REPUBLIKA.CO.ID, JAKARTA -- Wakil Presiden Direktur PT Toyota-Astra Motor (TAM) Henry Tanoto mengatakan perusahaan akan tetap menghormati keputusan pemerintah soal pajak pertambahan nilai (PPN) menjadi 12 persen pada 1 Januari 2025.
“Dari kami selalu menghormati keputusan pemerintah, dan ikut ke pemerintah,” kata dia pada temu media di Jakarta, Selasa (19/11/2024).
Henry menyebut, saat ini perusahaan tengah mempelajari dampak-dampak yang mungkin akan terjadi buntut dari kebijakan tersebut.
Namun, dampak yang paling mungkin terjadi menurut Henry yakni kenaikan harga produk.

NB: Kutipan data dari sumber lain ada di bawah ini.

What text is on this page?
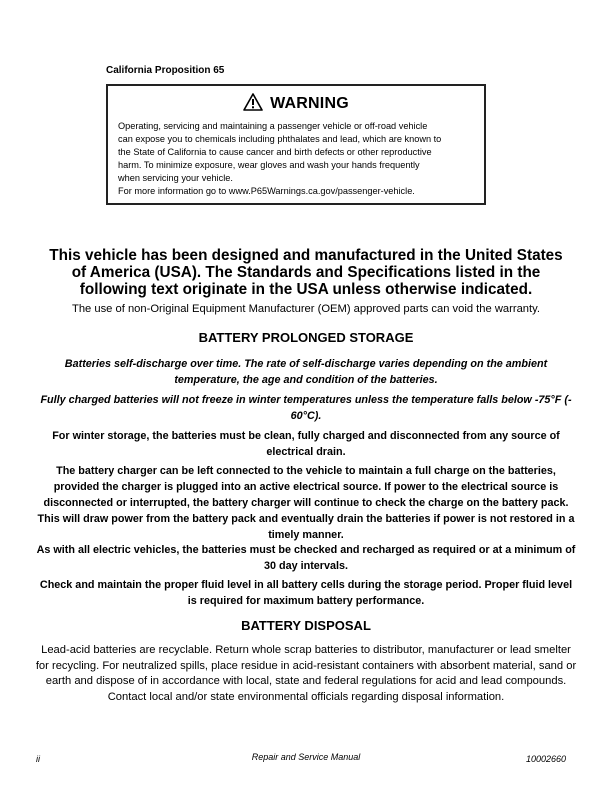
California Proposition 65
WARNING

Operating, servicing and maintaining a passenger vehicle or off-road vehicle

can expose you to chemicals including phthalates and lead, which are known to

the State of California to cause cancer and birth defects or other reproductive

harm. To minimize exposure, wear gloves and wash your hands frequently

when servicing your vehicle.

For more information go to www.P65Warnings.ca.gov/passenger-vehicle.

This vehicle has been designed and manufactured in the United States of America (USA). The Standards and Specifications listed in the following text originate in the USA unless otherwise indicated.
The use of non-Original Equipment Manufacturer (OEM) approved parts can void the warranty.
BATTERY PROLONGED STORAGE
Batteries self-discharge over time. The rate of self-discharge varies depending on the ambient temperature, the age and condition of the batteries.
Fully charged batteries will not freeze in winter temperatures unless the temperature falls below -75°F (- 60°C).
For winter storage, the batteries must be clean, fully charged and disconnected from any source of electrical drain.
The battery charger can be left connected to the vehicle to maintain a full charge on the batteries, provided the charger is plugged into an active electrical source. If power to the electrical source is disconnected or interrupted, the battery charger will continue to check the charge on the battery pack. This will draw power from the battery pack and eventually drain the batteries if power is not restored in a timely manner.
As with all electric vehicles, the batteries must be checked and recharged as required or at a minimum of 30 day intervals.
Check and maintain the proper fluid level in all battery cells during the storage period. Proper fluid level is required for maximum battery performance.
BATTERY DISPOSAL
Lead-acid batteries are recyclable. Return whole scrap batteries to distributor, manufacturer or lead smelter for recycling. For neutralized spills, place residue in acid-resistant containers with absorbent material, sand or earth and dispose of in accordance with local, state and federal regulations for acid and lead compounds. Contact local and/or state environmental officials regarding disposal information.
ii	Repair and Service Manual	10002660
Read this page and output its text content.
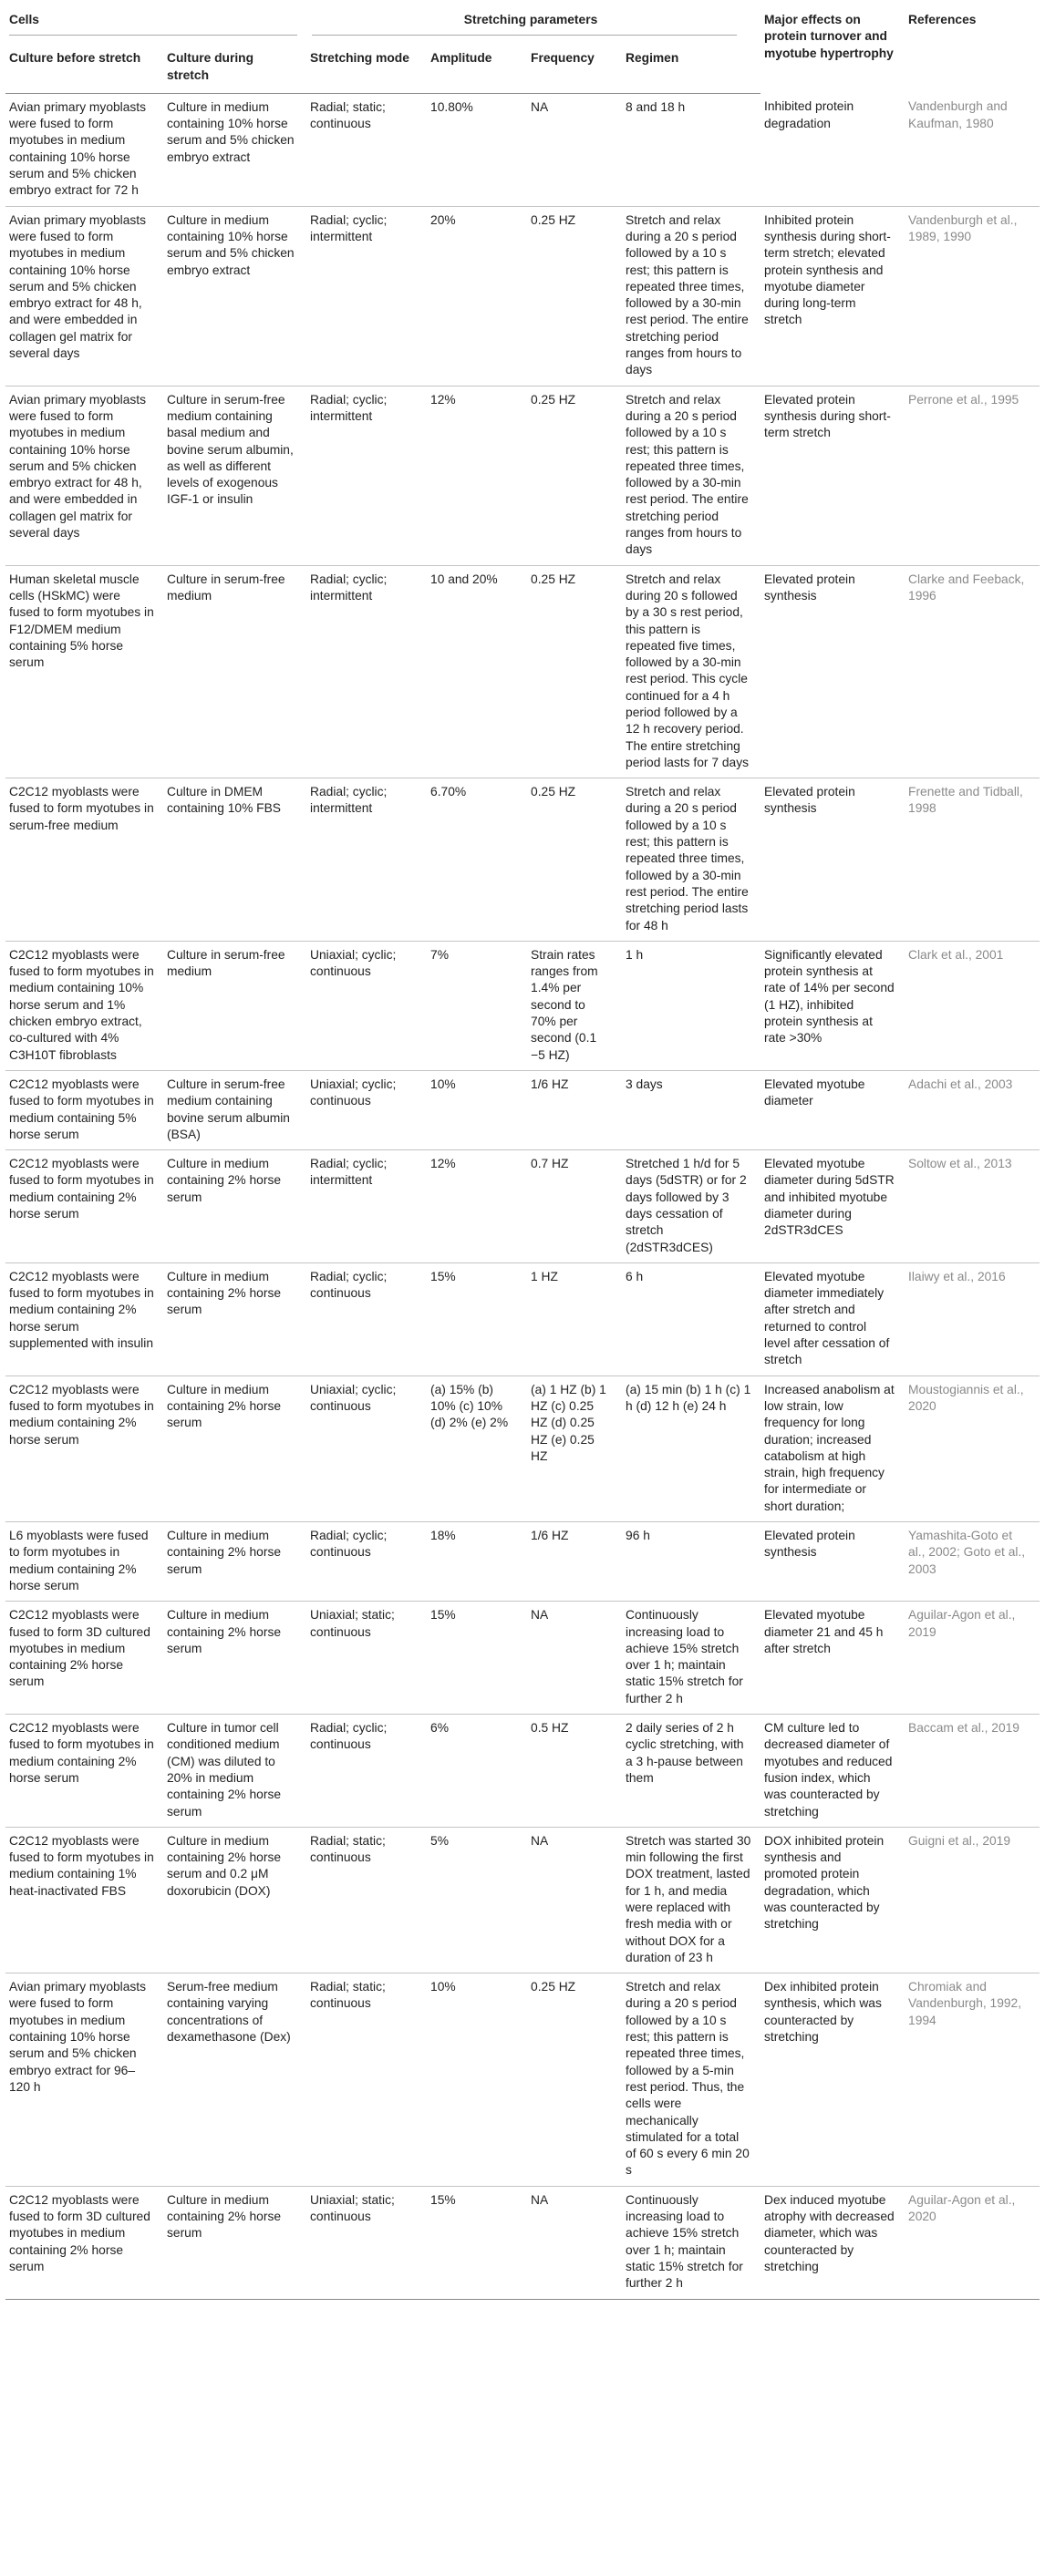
Cells		Stretching parameters				Major effects on protein turnover and myotube hypertrophy	References
Culture before stretch	Culture during stretch	Stretching mode	Amplitude	Frequency	Regimen		
Avian primary myoblasts were fused to form myotubes in medium containing 10% horse serum and 5% chicken embryo extract for 72 h	Culture in medium containing 10% horse serum and 5% chicken embryo extract	Radial; static; continuous	10.80%	NA	8 and 18 h	Inhibited protein degradation	Vandenburgh and Kaufman, 1980
Avian primary myoblasts were fused to form myotubes in medium containing 10% horse serum and 5% chicken embryo extract for 48 h, and were embedded in collagen gel matrix for several days	Culture in medium containing 10% horse serum and 5% chicken embryo extract	Radial; cyclic; intermittent	20%	0.25 HZ	Stretch and relax during a 20 s period followed by a 10 s rest; this pattern is repeated three times, followed by a 30-min rest period. The entire stretching period ranges from hours to days	Inhibited protein synthesis during short-term stretch; elevated protein synthesis and myotube diameter during long-term stretch	Vandenburgh et al., 1989, 1990
Avian primary myoblasts were fused to form myotubes in medium containing 10% horse serum and 5% chicken embryo extract for 48 h, and were embedded in collagen gel matrix for several days	Culture in serum-free medium containing basal medium and bovine serum albumin, as well as different levels of exogenous IGF-1 or insulin	Radial; cyclic; intermittent	12%	0.25 HZ	Stretch and relax during a 20 s period followed by a 10 s rest; this pattern is repeated three times, followed by a 30-min rest period. The entire stretching period ranges from hours to days	Elevated protein synthesis during short-term stretch	Perrone et al., 1995
Human skeletal muscle cells (HSkMC) were fused to form myotubes in F12/DMEM medium containing 5% horse serum	Culture in serum-free medium	Radial; cyclic; intermittent	10 and 20%	0.25 HZ	Stretch and relax during 20 s followed by a 30 s rest period, this pattern is repeated five times, followed by a 30-min rest period. This cycle continued for a 4 h period followed by a 12 h recovery period. The entire stretching period lasts for 7 days	Elevated protein synthesis	Clarke and Feeback, 1996
C2C12 myoblasts were fused to form myotubes in serum-free medium	Culture in DMEM containing 10% FBS	Radial; cyclic; intermittent	6.70%	0.25 HZ	Stretch and relax during a 20 s period followed by a 10 s rest; this pattern is repeated three times, followed by a 30-min rest period. The entire stretching period lasts for 48 h	Elevated protein synthesis	Frenette and Tidball, 1998
C2C12 myoblasts were fused to form myotubes in medium containing 10% horse serum and 1% chicken embryo extract, co-cultured with 4% C3H10T fibroblasts	Culture in serum-free medium	Uniaxial; cyclic; continuous	7%	Strain rates ranges from 1.4% per second to 70% per second (0.1 −5 HZ)	1 h	Significantly elevated protein synthesis at rate of 14% per second (1 HZ), inhibited protein synthesis at rate >30%	Clark et al., 2001
C2C12 myoblasts were fused to form myotubes in medium containing 5% horse serum	Culture in serum-free medium containing bovine serum albumin (BSA)	Uniaxial; cyclic; continuous	10%	1/6 HZ	3 days	Elevated myotube diameter	Adachi et al., 2003
C2C12 myoblasts were fused to form myotubes in medium containing 2% horse serum	Culture in medium containing 2% horse serum	Radial; cyclic; intermittent	12%	0.7 HZ	Stretched 1 h/d for 5 days (5dSTR) or for 2 days followed by 3 days cessation of stretch (2dSTR3dCES)	Elevated myotube diameter during 5dSTR and inhibited myotube diameter during 2dSTR3dCES	Soltow et al., 2013
C2C12 myoblasts were fused to form myotubes in medium containing 2% horse serum supplemented with insulin	Culture in medium containing 2% horse serum	Radial; cyclic; continuous	15%	1 HZ	6 h	Elevated myotube diameter immediately after stretch and returned to control level after cessation of stretch	Ilaiwy et al., 2016
C2C12 myoblasts were fused to form myotubes in medium containing 2% horse serum	Culture in medium containing 2% horse serum	Uniaxial; cyclic; continuous	(a) 15% (b) 10% (c) 10% (d) 2% (e) 2%	(a) 1 HZ (b) 1 HZ (c) 0.25 HZ (d) 0.25 HZ (e) 0.25 HZ	(a) 15 min (b) 1 h (c) 1 h (d) 12 h (e) 24 h	Increased anabolism at low strain, low frequency for long duration; increased catabolism at high strain, high frequency for intermediate or short duration;	Moustogiannis et al., 2020
L6 myoblasts were fused to form myotubes in medium containing 2% horse serum	Culture in medium containing 2% horse serum	Radial; cyclic; continuous	18%	1/6 HZ	96 h	Elevated protein synthesis	Yamashita-Goto et al., 2002; Goto et al., 2003
C2C12 myoblasts were fused to form 3D cultured myotubes in medium containing 2% horse serum	Culture in medium containing 2% horse serum	Uniaxial; static; continuous	15%	NA	Continuously increasing load to achieve 15% stretch over 1 h; maintain static 15% stretch for further 2 h	Elevated myotube diameter 21 and 45 h after stretch	Aguilar-Agon et al., 2019
C2C12 myoblasts were fused to form myotubes in medium containing 2% horse serum	Culture in tumor cell conditioned medium (CM) was diluted to 20% in medium containing 2% horse serum	Radial; cyclic; continuous	6%	0.5 HZ	2 daily series of 2 h cyclic stretching, with a 3 h-pause between them	CM culture led to decreased diameter of myotubes and reduced fusion index, which was counteracted by stretching	Baccam et al., 2019
C2C12 myoblasts were fused to form myotubes in medium containing 1% heat-inactivated FBS	Culture in medium containing 2% horse serum and 0.2 μM doxorubicin (DOX)	Radial; static; continuous	5%	NA	Stretch was started 30 min following the first DOX treatment, lasted for 1 h, and media were replaced with fresh media with or without DOX for a duration of 23 h	DOX inhibited protein synthesis and promoted protein degradation, which was counteracted by stretching	Guigni et al., 2019
Avian primary myoblasts were fused to form myotubes in medium containing 10% horse serum and 5% chicken embryo extract for 96–120 h	Serum-free medium containing varying concentrations of dexamethasone (Dex)	Radial; static; continuous	10%	0.25 HZ	Stretch and relax during a 20 s period followed by a 10 s rest; this pattern is repeated three times, followed by a 5-min rest period. Thus, the cells were mechanically stimulated for a total of 60 s every 6 min 20 s	Dex inhibited protein synthesis, which was counteracted by stretching	Chromiak and Vandenburgh, 1992, 1994
C2C12 myoblasts were fused to form 3D cultured myotubes in medium containing 2% horse serum	Culture in medium containing 2% horse serum	Uniaxial; static; continuous	15%	NA	Continuously increasing load to achieve 15% stretch over 1 h; maintain static 15% stretch for further 2 h	Dex induced myotube atrophy with decreased diameter, which was counteracted by stretching	Aguilar-Agon et al., 2020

“Kalau dampak pastinya kalau kita bicara secara sederhana, kenaikan pajak berarti menaikkan harga, dalam konteks ini (harga) mobil,” ujar Henry.

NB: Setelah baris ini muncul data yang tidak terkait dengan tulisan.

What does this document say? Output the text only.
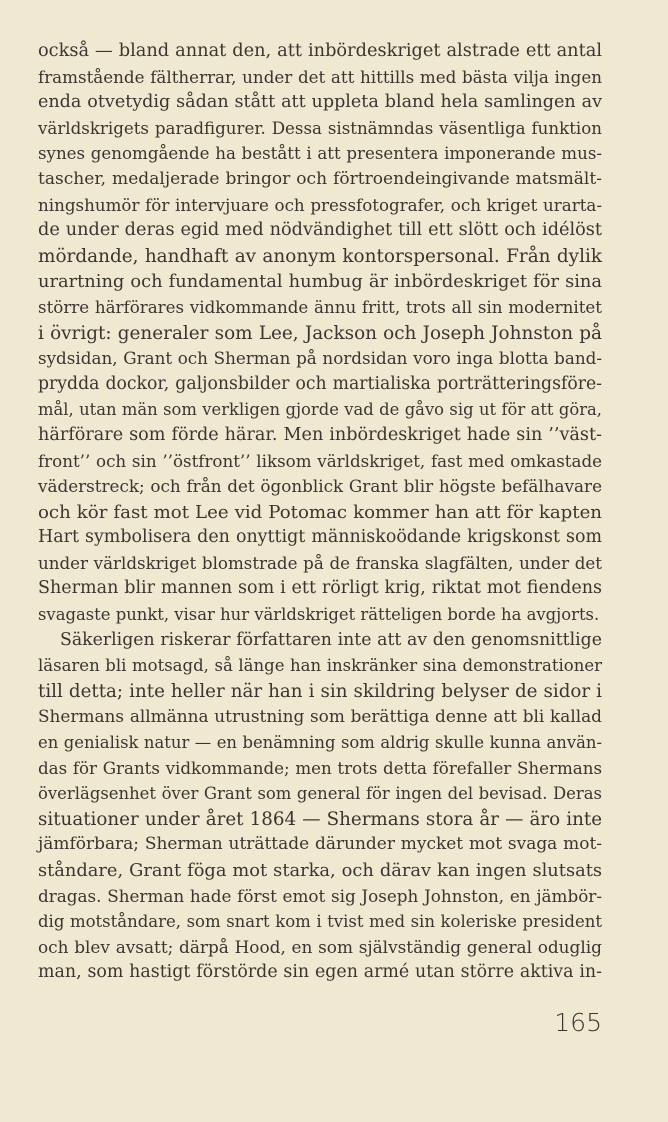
också — bland annat den, att inbördeskriget alstrade ett antal
framstående fältherrar, under det att hittills med bästa vilja ingen
enda otvetydig sådan stått att uppleta bland hela samlingen av
världskrigets paradfigurer. Dessa sistnämndas väsentliga funktion
synes genomgående ha bestått i att presentera imponerande mus-
tascher, medaljerade bringor och förtroendeingivande matsmält-
ningshumör för intervjuare och pressfotografer, och kriget urarta-
de under deras egid med nödvändighet till ett slött och idélöst
mördande, handhaft av anonym kontorspersonal. Från dylik
urartning och fundamental humbug är inbördeskriget för sina
större härförares vidkommande ännu fritt, trots all sin modernitet
i övrigt: generaler som Lee, Jackson och Joseph Johnston på
sydsidan, Grant och Sherman på nordsidan voro inga blotta band-
prydda dockor, galjonsbilder och martialiska porträtteringsföre-
mål, utan män som verkligen gjorde vad de gåvo sig ut för att göra,
härförare som förde härar. Men inbördeskriget hade sin ’’väst-
front’’ och sin ’’östfront’’ liksom världskriget, fast med omkastade
väderstreck; och från det ögonblick Grant blir högste befälhavare
och kör fast mot Lee vid Potomac kommer han att för kapten
Hart symbolisera den onyttigt människoödande krigskonst som
under världskriget blomstrade på de franska slagfälten, under det
Sherman blir mannen som i ett rörligt krig, riktat mot fiendens
svagaste punkt, visar hur världskriget rätteligen borde ha avgjorts.
Säkerligen riskerar författaren inte att av den genomsnittlige
läsaren bli motsagd, så länge han inskränker sina demonstrationer
till detta; inte heller när han i sin skildring belyser de sidor i
Shermans allmänna utrustning som berättiga denne att bli kallad
en genialisk natur — en benämning som aldrig skulle kunna använ-
das för Grants vidkommande; men trots detta förefaller Shermans
överlägsenhet över Grant som general för ingen del bevisad. Deras
situationer under året 1864 — Shermans stora år — äro inte
jämförbara; Sherman uträttade därunder mycket mot svaga mot-
ståndare, Grant föga mot starka, och därav kan ingen slutsats
dragas. Sherman hade först emot sig Joseph Johnston, en jämbör-
dig motståndare, som snart kom i tvist med sin koleriske president
och blev avsatt; därpå Hood, en som självständig general oduglig
man, som hastigt förstörde sin egen armé utan större aktiva in-
165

“Jadi tentu saja ini akan memberikan dampak, cuma kita mesti pelajari dampaknya seperti apa terhadap kemampuan konsumen untuk membeli mobil, apakah dampaknya signifikan atau tidak,” tambahnya.

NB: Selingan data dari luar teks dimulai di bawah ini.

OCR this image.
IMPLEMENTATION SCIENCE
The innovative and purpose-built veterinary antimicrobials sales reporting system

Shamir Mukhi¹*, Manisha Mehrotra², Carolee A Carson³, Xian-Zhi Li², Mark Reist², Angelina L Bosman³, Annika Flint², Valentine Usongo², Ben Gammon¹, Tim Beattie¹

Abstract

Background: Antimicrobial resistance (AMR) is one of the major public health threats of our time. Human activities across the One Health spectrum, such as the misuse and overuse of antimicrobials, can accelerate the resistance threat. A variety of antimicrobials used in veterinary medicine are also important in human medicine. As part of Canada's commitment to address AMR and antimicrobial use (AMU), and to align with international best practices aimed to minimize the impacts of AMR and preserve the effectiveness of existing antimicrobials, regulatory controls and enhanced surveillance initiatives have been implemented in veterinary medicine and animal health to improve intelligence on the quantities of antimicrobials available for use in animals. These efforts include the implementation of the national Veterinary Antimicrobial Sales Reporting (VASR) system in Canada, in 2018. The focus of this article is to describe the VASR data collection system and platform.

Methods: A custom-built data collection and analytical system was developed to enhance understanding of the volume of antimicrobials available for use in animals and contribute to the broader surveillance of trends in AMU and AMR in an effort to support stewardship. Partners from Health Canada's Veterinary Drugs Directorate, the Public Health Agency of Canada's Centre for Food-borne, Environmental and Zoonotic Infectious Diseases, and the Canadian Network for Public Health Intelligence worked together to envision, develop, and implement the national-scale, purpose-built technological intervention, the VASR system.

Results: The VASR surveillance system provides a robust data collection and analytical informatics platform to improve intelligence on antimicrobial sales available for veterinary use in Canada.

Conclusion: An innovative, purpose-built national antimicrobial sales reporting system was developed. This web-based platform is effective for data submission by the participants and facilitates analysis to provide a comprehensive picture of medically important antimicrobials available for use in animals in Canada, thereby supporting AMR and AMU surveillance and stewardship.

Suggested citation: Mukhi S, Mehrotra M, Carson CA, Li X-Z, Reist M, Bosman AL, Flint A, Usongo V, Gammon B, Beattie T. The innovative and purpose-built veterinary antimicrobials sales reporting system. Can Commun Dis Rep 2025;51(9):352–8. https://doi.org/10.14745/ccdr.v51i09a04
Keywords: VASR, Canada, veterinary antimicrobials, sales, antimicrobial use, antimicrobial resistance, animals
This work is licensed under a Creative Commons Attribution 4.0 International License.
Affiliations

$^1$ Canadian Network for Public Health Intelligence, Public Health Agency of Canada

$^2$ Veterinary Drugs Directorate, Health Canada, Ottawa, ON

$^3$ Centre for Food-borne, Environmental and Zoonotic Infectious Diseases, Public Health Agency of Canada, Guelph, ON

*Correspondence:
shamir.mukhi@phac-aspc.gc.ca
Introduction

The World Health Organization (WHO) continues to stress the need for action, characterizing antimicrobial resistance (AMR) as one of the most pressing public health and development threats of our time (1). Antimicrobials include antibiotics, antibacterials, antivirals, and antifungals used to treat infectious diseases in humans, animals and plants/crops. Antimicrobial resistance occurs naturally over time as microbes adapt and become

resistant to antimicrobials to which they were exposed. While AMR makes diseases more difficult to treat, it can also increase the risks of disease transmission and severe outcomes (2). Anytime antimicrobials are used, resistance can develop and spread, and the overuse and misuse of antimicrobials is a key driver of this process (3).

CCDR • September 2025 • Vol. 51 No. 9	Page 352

Lebih lanjut, Henry mengungkap kebijakan PPN 12 persen juga dapat berpengaruh pada target Gabungan Industri Kendaraan Bermotor Indonesia (Gaikindo) untuk meraih penjualan satu juta unit roda empat pada 2025.
Ia mengusulkan pemerintah untuk membuat kebijakan-kebijakan lain yang lebih menguntungkan produsen dan juga konsumen, diiringi dengan kebijakan PPN 12 persen.
“Kita sangat berharap pemerintah juga akan ada kebijakan-kebijakan lain sehingga akhirnya membuat pertumbuhan ekonomi bisa lebih baik. Sehingga kalau itu bisa kita capai mungkin kenaikan PPN tidak memberikan dampak yang signifikan,” imbuhnya.
Diketahui, Menteri Keuangan Sri Mulyani Indrawati menyatakan rencana kenaikan tarif pajak pertambahan nilai (PPN) menjadi 12 persen pada 1 Januari 2025 bakal tetap dijalankan sesuai mandat Undang-Undang (UU).
Wacana PPN 12 persen tertuang dalam UU Harmonisasi Peraturan Perpajakan (HPP) yang disusun pada 2021.
Kala itu, pemerintah mempertimbangkan kondisi kesehatan hingga kebutuhan pokok masyarakat yang terimbas oleh pandemi COVID-19.
Sri Mulyani mengatakan Anggaran Pendapatan dan Belanja Negara (APBN) harus dijaga kesehatannya, dan pada saat yang sama, juga mampu berfungsi merespons berbagai krisis.